皇上无奈道,“行行,回去吧,苏诚你给他们找两件斗篷,别着凉了。”苏诚这便吩咐手下拿斗篷去,贾政司徒衡也跟着躬身告退,正要走时又被皇上叫住,让贾政把酒葫芦留下,这才手牵手出了太极殿。司徒衡拉着贾政,出了西六宫就往前头西华门走,他的步子越来越快,出了西华门也没停下,往北过了玉河桥,直到出了西安门,才长长松了口气。贾政也感觉出不对劲来了,轻声问道,“皇上是在,试探我们?”司徒衡摇头,“我也不知道,但皇上肯定不对劲。”贾政指着前面,“我的小院子里有战马,我们先回家再说。”两人同骑一匹马,回到家时也才亥时,贾政盯着正堂里的落地钟,突然就明白皇上为什么不对劲了。

“你说,这件事我们是不是解决得太利落了?”司徒衡笑着摇头,“不是我们,是你。政儿,你看出那个机关的作用了吗?”

贾政点头,“大致能看出一点吧,西殿脊上的机关有个卷轴,纸人就缠在卷轴上,两条丝线牵着那个纸人,东边有个收线的发条,西边放线,东边收线,正好能牵着纸人在广场上飞半圈。

等线放尽了,两边会有类似铡刀的机关落下来,把线切断,纸人也就随着惯性飞到永寿宫去了,只要有人在那边等着,抓住纸人团一团丢进水井里,一点痕迹都不会落下。”

司徒衡把贾政抱在怀里,郑重道,“政儿,当人臣子的,可以聪明能干,但不能超出太多,鬼神是人人敬畏之物,皇上让我们在太极殿守着,目的是吓退闹事之人,他本不指望我们能把鬼抓住的。”贾政疑惑道,“皇上不指望我们能抓住鬼,为什么又让苏诚在影壁那守着,还让羽林卫准备了梯子呢?”

司徒衡摇头,“不是皇上让准备的,而是只要皇上发话,底下人就必须按照能破案来准备,用不上也要把架势摆足了。皇上让苏诚在影壁那儿守着,是为了我们被吓着以后,让他帮我们请太医的。”贾政张张嘴,都不知说什么好了,突然他又想起一个疑点,“皇上为何让我们在宫里歇着?”
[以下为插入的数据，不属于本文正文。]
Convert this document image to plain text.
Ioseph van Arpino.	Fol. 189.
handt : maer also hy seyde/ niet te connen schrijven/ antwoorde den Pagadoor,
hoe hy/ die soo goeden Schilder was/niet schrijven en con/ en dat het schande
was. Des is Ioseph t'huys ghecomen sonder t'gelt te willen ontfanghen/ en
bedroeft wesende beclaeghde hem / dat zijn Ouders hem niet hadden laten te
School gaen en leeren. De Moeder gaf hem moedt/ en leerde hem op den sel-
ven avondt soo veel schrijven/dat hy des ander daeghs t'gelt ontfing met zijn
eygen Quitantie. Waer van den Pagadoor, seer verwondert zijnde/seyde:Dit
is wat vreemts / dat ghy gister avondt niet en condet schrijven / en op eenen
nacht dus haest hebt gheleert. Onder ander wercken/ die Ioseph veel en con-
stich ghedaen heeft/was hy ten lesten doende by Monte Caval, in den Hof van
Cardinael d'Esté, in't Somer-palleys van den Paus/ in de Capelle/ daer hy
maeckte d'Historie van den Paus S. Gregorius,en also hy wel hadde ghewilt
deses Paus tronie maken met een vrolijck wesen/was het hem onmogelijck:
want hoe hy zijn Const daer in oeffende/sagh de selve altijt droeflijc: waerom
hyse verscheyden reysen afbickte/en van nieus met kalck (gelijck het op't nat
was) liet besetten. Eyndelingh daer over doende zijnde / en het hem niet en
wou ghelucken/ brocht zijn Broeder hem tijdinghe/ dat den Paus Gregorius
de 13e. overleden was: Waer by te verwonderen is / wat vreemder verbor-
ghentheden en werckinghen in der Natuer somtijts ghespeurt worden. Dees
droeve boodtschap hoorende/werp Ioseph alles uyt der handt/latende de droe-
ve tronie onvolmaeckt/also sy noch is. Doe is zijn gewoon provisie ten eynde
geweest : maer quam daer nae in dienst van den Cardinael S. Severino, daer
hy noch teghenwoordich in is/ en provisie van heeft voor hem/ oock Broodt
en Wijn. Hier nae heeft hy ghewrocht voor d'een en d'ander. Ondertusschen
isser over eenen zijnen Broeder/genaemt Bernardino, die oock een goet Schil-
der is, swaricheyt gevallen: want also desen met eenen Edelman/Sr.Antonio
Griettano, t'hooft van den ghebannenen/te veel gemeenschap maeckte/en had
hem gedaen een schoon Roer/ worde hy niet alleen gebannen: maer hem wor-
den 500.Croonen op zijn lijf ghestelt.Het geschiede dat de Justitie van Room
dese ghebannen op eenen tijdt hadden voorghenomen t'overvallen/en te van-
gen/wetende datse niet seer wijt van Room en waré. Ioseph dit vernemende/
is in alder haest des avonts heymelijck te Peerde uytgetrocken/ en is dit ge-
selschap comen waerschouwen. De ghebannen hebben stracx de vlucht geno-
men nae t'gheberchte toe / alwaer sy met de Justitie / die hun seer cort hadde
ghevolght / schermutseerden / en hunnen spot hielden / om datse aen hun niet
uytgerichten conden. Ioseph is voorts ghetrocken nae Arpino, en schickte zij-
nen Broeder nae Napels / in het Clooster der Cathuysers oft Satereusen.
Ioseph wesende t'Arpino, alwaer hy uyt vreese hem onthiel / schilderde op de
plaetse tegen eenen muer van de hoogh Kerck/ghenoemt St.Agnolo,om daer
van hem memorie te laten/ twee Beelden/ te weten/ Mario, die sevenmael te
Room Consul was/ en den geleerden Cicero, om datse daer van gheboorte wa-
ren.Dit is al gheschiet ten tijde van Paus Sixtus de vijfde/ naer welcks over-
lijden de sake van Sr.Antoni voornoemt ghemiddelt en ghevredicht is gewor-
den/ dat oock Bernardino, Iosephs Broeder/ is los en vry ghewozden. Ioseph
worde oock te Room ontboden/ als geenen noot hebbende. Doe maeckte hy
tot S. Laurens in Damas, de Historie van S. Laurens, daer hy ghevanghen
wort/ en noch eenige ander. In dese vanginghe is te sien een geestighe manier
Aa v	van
司徒衡冷笑,“那是在试探我的,看我有没有住在宫里的野心。”贾政这下是真无语了,“我们已经把退让的姿态表现得如此明显了,还有什么好试探的?”

司徒衡苦笑道,“我们的想法他即便看出来了,也不会完全相信的,政儿,你要记住,所有帝王都是有疑心病的,不要以为自己忠心不二,他就会完全相信你,在他面前必须要时刻提防他的试探,一次表现不佳都有可能致命。”贾政打了个哆嗦,小小声抱怨道,“皇上,比鬼还可怕啊。”司徒衡用下巴磨蹭着他的脸颊,心疼道,“是我害政儿吃苦了。”贾政摇头,“跟你有什么关系,没有你我就不当官了?最好因为这次的事让皇上对我心生忌惮,这样我就不用去扬州了。”司徒衡叹道,“想什么美事呢,经过这次的事,皇上只会更加重用你,连鬼你都能眼也不眨一下的抓住,还有什么是你办不到的。”贾政对此只能苦笑,“早知这样,当初还不如捐个六品小官混日子呢。”司徒衡却笑道,“我相信即便当个六品小官,政儿也能做得有声有色,让皇上大加赞扬的。”

次日,两人继续当职上衙,就像昨晚的事没发生一样,今天贾政是守职,午时交班前闹鬼事件就被调查清楚了。

皇上知道纸人落的方向是永寿宫,直接抬着机关去夕颜殿找甄贵妃,让她把制造机关的人交待出来。